A decisão judicial destaca os limites entre liberdade de expressão e responsabilidade digital. Ou seja, mostrando que a busca por visualizações não pode sobrepor-se à dignidade alheia. Sendo assim, mais que uma punição individual, o episódio representa um marco ético para o entretenimento online. Isso se deve ao fato de que exige que criadores repensem o impacto de suas ações e o papel social do humor.
Logo, neste artigo, exploraremos o contexto do youtuber que terá que pagar 50 mil reais a vítimas de suas pegadinhas na internet, bem como explicaremos os detalhes dos casos delas. Além disso, iremos pensar sobre os motivos que fazem esse tipo de conteúdo ser um sucesso e também discutir se é possível que surjam outras pessoas incomodadas com o mesmo.

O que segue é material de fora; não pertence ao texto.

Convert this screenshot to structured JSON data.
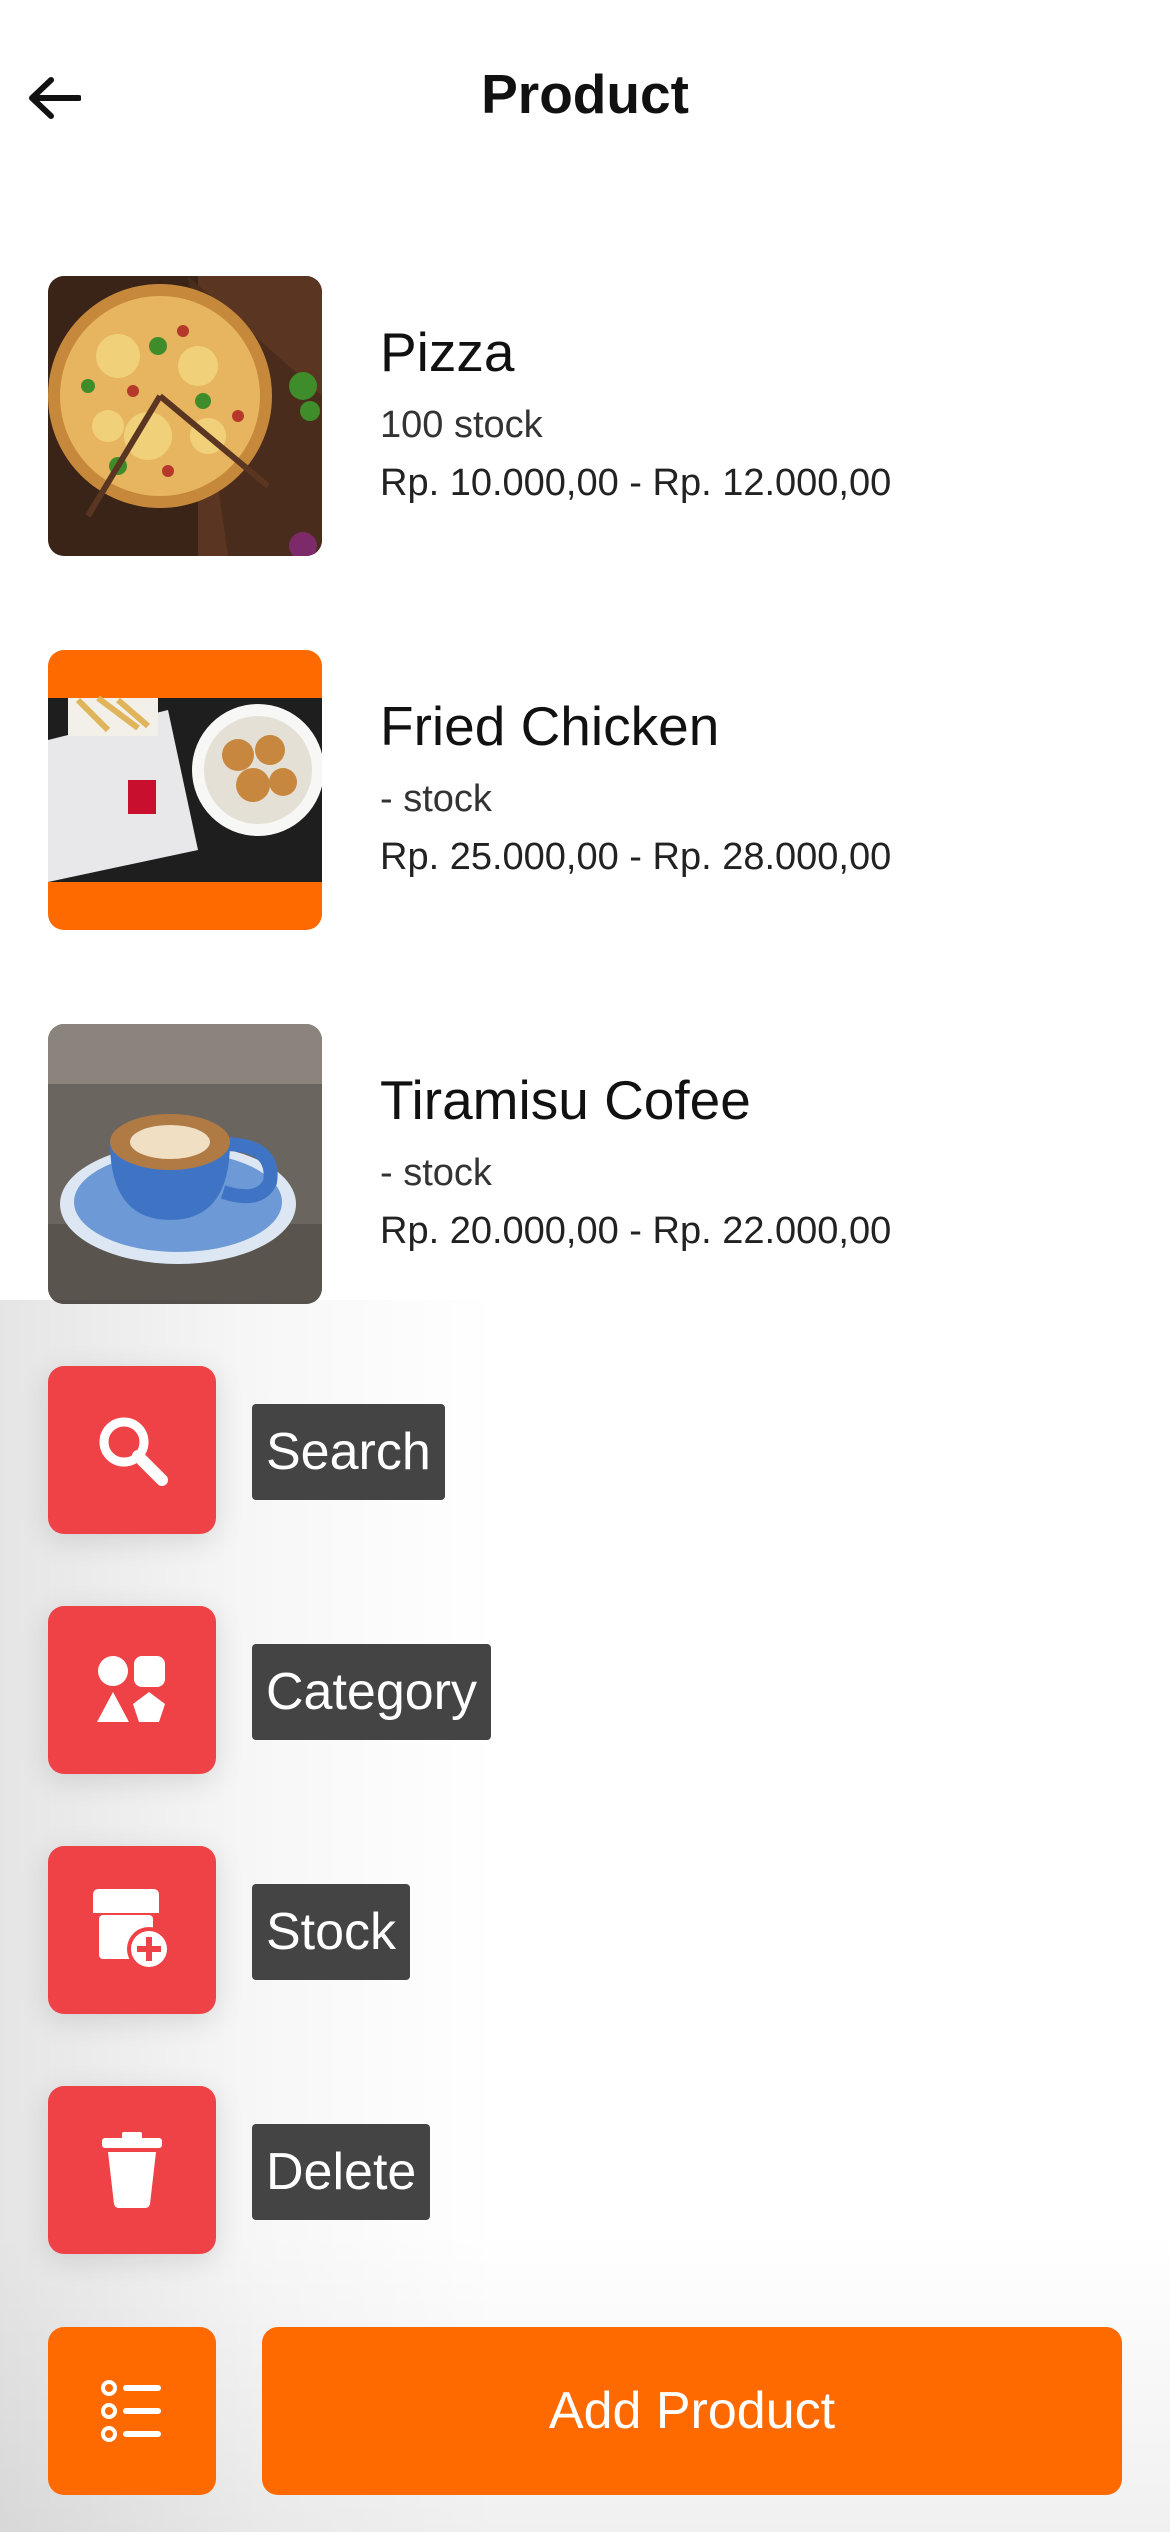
{
  "header": {
    "title": "Product",
    "back_icon": "arrow-left-icon"
  },
  "products": [
    {
      "name": "Pizza",
      "stock": "100 stock",
      "price": "Rp. 10.000,00 - Rp. 12.000,00",
      "image": "pizza-photo"
    },
    {
      "name": "Fried Chicken",
      "stock": "- stock",
      "price": "Rp. 25.000,00 - Rp. 28.000,00",
      "image": "fried-chicken-photo"
    },
    {
      "name": "Tiramisu Cofee",
      "stock": "- stock",
      "price": "Rp. 20.000,00 - Rp. 22.000,00",
      "image": "coffee-photo"
    }
  ],
  "speed_dial": [
    {
      "label": "Search",
      "icon": "search-icon"
    },
    {
      "label": "Category",
      "icon": "category-icon"
    },
    {
      "label": "Stock",
      "icon": "stock-add-icon"
    },
    {
      "label": "Delete",
      "icon": "trash-icon"
    }
  ],
  "bottom_bar": {
    "menu_icon": "list-icon",
    "add_label": "Add Product"
  },
  "colors": {
    "accent": "#ff6a00",
    "fab": "#ef4247",
    "label_bg": "#444444"
  }
}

Finalmente, listaremos algumas lições a aprender com a situação.
O youtuber que terá que pagar 50 mil reais a vítimas de suas pegadinhas na internet
Rafael Chocolate é uma figura conhecida no YouTube. Sendo assim, ele acumula mais de 5,38 milhões de inscritos e milhões de visualizações em vídeos que, há quase uma década, exploram o formato de “pegadinhas urbanas”.
O criador ficou famoso por surpreender pedestres em locais movimentados, sempre com o objetivo de provocar reações engraçadas (ou, pelo menos, inusitadas) para entreter seu público. No entanto, duas dessas gravações acabaram ultrapassando os limites do aceitável e resultaram em ações judiciais.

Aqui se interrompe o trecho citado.